With Mascot 2.2 and later, if intensity information is supplied, Mascot will attempt to use this to discriminate against noise peaks. However, this is not a substitute for having a high quality peak list.

Constraining the Protein Molecular Weight

Supplying a protein molecular weight to some search engines can be risky, because many of the sequence database entries are for the least processed form of a protein. For example, the SwissProt entry for bovine insulin, INS_BOVIN, is actually the sequence of the precursor protein including signal and connecting peptides. This adds up to a molecular weight of 11,394 Da, so that a search based too tightly around an experimental measurement of the molecular weight of this protein (5734 Da) would fail to find a correct match.

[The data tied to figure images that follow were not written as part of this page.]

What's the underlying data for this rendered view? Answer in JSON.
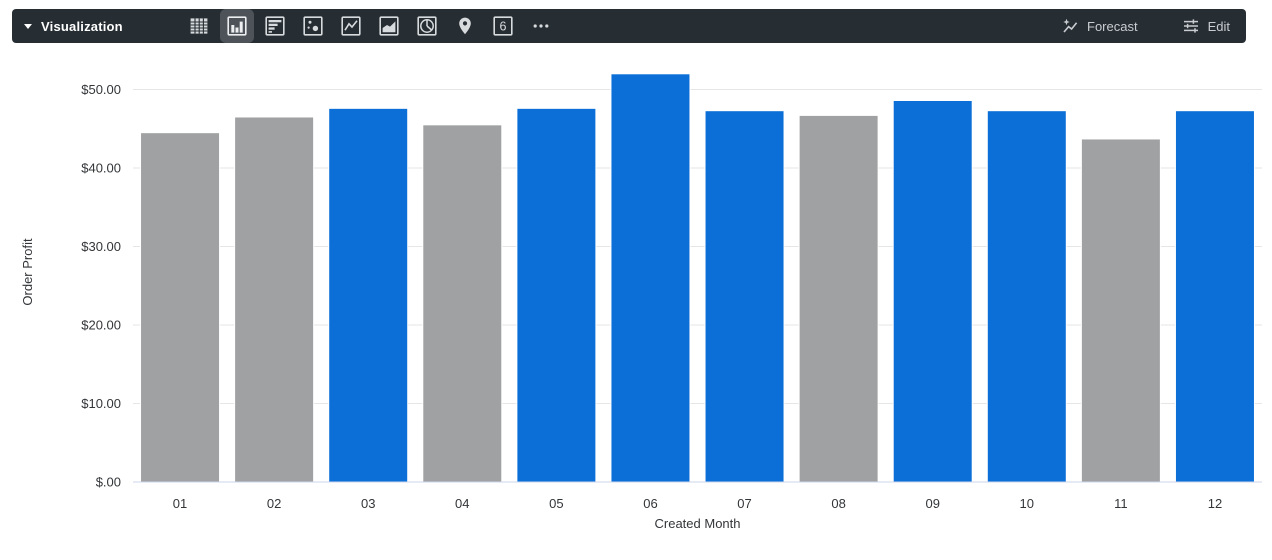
{
  "toolbar": {
    "title": "Visualization",
    "single_value_glyph": "6",
    "forecast_label": "Forecast",
    "edit_label": "Edit",
    "chart_type_icons": [
      "table",
      "column",
      "bar",
      "scatterplot",
      "line",
      "area",
      "pie",
      "map",
      "single-value",
      "more"
    ],
    "selected_chart_type": "column"
  },
  "colors": {
    "toolbar_bg": "#262d33",
    "selected_icon_bg": "#4d5359",
    "icon": "#d8dbde",
    "bar_blue": "#0b6fd7",
    "bar_gray": "#a0a1a2",
    "bar_border": "#ffffff",
    "gridline": "#e6e6e6",
    "axis_line": "#ccd6eb",
    "axis_text": "#333639"
  },
  "chart_data": {
    "type": "bar",
    "title": "",
    "xlabel": "Created Month",
    "ylabel": "Order Profit",
    "categories": [
      "01",
      "02",
      "03",
      "04",
      "05",
      "06",
      "07",
      "08",
      "09",
      "10",
      "11",
      "12"
    ],
    "values": [
      44.5,
      46.5,
      47.6,
      45.5,
      47.6,
      52.0,
      47.3,
      46.7,
      48.6,
      47.3,
      43.7,
      47.3
    ],
    "bar_colors": [
      "#a0a1a2",
      "#a0a1a2",
      "#0b6fd7",
      "#a0a1a2",
      "#0b6fd7",
      "#0b6fd7",
      "#0b6fd7",
      "#a0a1a2",
      "#0b6fd7",
      "#0b6fd7",
      "#a0a1a2",
      "#0b6fd7"
    ],
    "ylim": [
      0,
      53
    ],
    "ytick_values": [
      0,
      10,
      20,
      30,
      40,
      50
    ],
    "ytick_labels": [
      "$.00",
      "$10.00",
      "$20.00",
      "$30.00",
      "$40.00",
      "$50.00"
    ],
    "grid": true,
    "legend": "none"
  }
}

This is not a problem with Mascot, because the protein molecular weight is applied as a sliding window. That is, for each database entry, Mascot looks for the highest scoring set of peptide matches which are within a contiguous stretch of sequence less than or equal to the specified protein molecular weight.

This will often be less than the mass of the entire sequence entry (unless the data set happens to include both the N-terminal and C-terminal peptides). Consequently, if you specify a value for the protein molecular weight, this acts only as a ceiling. Not only will you see smaller proteins on the hit list, you will also see larger ones, but all of the reported matches will be within a stretch of sequence less than or equal to the specified mass.

Too Many Peptide Masses

"Too many notes, your excellency"

The optimum data set for a peptide mass fingerprint is, of course, all of the correct peptides and none of the wrong ones. By correct, we mean that the textbook enzyme cleavage rules were followed, and only specified modifications are present.

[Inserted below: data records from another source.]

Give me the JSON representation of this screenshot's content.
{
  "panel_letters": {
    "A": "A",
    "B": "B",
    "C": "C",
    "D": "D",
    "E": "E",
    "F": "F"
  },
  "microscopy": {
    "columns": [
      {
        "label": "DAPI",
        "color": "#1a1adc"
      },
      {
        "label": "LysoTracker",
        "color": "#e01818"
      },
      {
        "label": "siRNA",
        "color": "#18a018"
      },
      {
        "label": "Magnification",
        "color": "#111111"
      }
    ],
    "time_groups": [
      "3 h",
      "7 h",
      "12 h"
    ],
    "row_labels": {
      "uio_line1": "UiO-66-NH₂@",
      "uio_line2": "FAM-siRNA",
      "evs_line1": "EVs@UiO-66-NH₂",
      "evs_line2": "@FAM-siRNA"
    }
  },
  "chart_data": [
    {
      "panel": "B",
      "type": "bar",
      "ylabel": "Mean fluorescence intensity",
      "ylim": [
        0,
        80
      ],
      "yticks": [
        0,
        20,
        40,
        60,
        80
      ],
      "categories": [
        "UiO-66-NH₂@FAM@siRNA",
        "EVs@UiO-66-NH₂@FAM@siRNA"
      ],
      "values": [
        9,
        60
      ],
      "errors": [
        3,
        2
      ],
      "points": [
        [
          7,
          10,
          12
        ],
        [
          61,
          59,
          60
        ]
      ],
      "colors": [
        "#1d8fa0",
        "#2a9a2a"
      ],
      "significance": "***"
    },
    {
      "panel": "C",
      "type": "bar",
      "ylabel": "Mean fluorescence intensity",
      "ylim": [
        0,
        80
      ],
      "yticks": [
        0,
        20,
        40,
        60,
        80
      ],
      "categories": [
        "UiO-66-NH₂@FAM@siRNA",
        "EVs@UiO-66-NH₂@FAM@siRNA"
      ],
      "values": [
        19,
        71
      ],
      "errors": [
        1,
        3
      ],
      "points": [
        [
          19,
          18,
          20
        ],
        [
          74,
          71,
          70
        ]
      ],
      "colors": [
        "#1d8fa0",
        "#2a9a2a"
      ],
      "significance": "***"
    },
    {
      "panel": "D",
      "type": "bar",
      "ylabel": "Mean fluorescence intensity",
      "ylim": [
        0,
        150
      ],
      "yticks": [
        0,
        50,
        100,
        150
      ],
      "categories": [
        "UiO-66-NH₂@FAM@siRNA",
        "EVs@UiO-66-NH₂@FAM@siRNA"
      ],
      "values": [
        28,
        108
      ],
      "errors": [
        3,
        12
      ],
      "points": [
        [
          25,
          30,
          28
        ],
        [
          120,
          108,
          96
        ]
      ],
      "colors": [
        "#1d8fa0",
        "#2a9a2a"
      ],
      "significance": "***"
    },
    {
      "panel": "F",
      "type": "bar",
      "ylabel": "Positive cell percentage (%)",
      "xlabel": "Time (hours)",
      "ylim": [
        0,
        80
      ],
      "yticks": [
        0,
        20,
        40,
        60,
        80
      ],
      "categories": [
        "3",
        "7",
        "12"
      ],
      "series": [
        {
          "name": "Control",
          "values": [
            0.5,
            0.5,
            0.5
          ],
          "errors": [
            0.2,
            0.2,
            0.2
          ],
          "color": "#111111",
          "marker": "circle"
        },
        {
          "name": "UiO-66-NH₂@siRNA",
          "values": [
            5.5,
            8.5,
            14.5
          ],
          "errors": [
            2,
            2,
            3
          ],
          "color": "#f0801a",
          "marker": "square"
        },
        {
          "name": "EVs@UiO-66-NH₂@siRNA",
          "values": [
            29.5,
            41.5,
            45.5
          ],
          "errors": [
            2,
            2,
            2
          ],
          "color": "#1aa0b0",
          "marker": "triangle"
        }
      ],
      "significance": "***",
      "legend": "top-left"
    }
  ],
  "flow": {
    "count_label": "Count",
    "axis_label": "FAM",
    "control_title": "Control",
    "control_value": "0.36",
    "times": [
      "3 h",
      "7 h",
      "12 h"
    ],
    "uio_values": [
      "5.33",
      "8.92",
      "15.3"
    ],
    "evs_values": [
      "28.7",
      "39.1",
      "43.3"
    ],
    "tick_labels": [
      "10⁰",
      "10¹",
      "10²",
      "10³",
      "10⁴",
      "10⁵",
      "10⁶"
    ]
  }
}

Sadly, real life data are generally far from ideal, and it is almost unknown to get every single experimental mass value matching and 100% sequence coverage. However, it is not always recognised that having too many peptide mass values can create similar difficultires to having too few.

Imagine a tryptic digest of a 20 kDa protein. We would expect something around 20 perfect cleavage peptides. If the digest was incomplete, or there was a non-quantitative modification, we might expect to double the number of peptides observed.

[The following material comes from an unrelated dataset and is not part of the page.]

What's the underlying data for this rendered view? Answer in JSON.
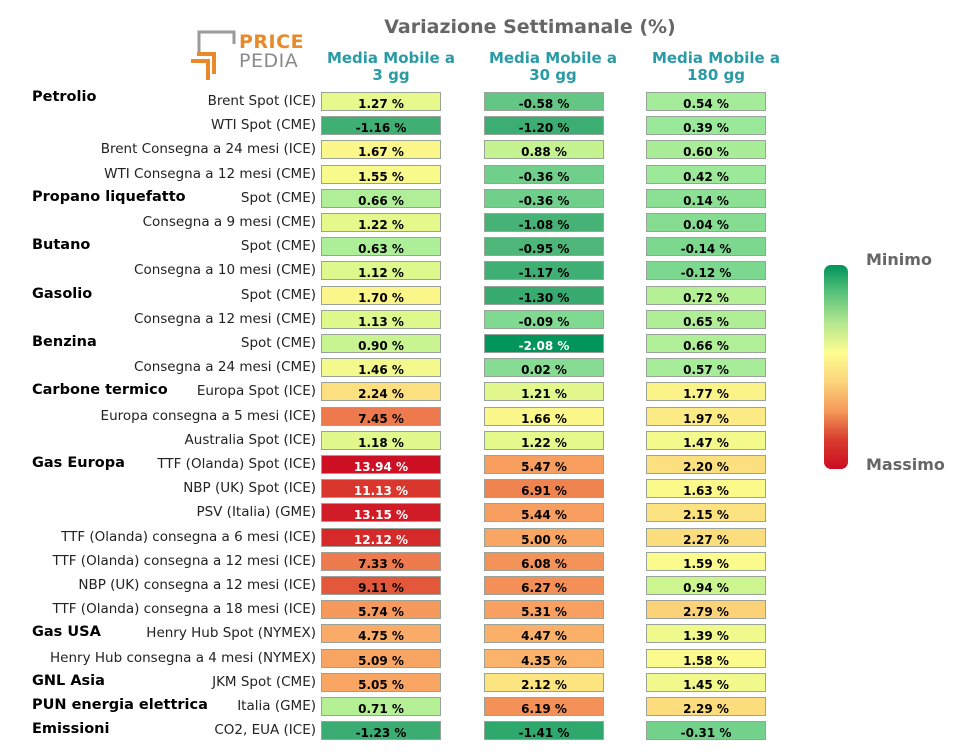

If 100 peaks are taken from the mass spectrum of this digest and submitted to Mascot then either 60 to 80 peaks are noise or there are extensive non-quantitative modifications. Either possibility is bad news for search specificity. The peaks which cannot be matched correctly will still contribute to the population of random matches. The scoring algorithm in Mascot will do the best it can to bring the statistically less probable (i.e. correct) matches to the top, but there will be occasions when proteins with multiple random matches overwhelm the hit list.

Autolytic Peptide Masses

For low level digests, it can be useful to screen the experimental data for enzyme autolysis fragments.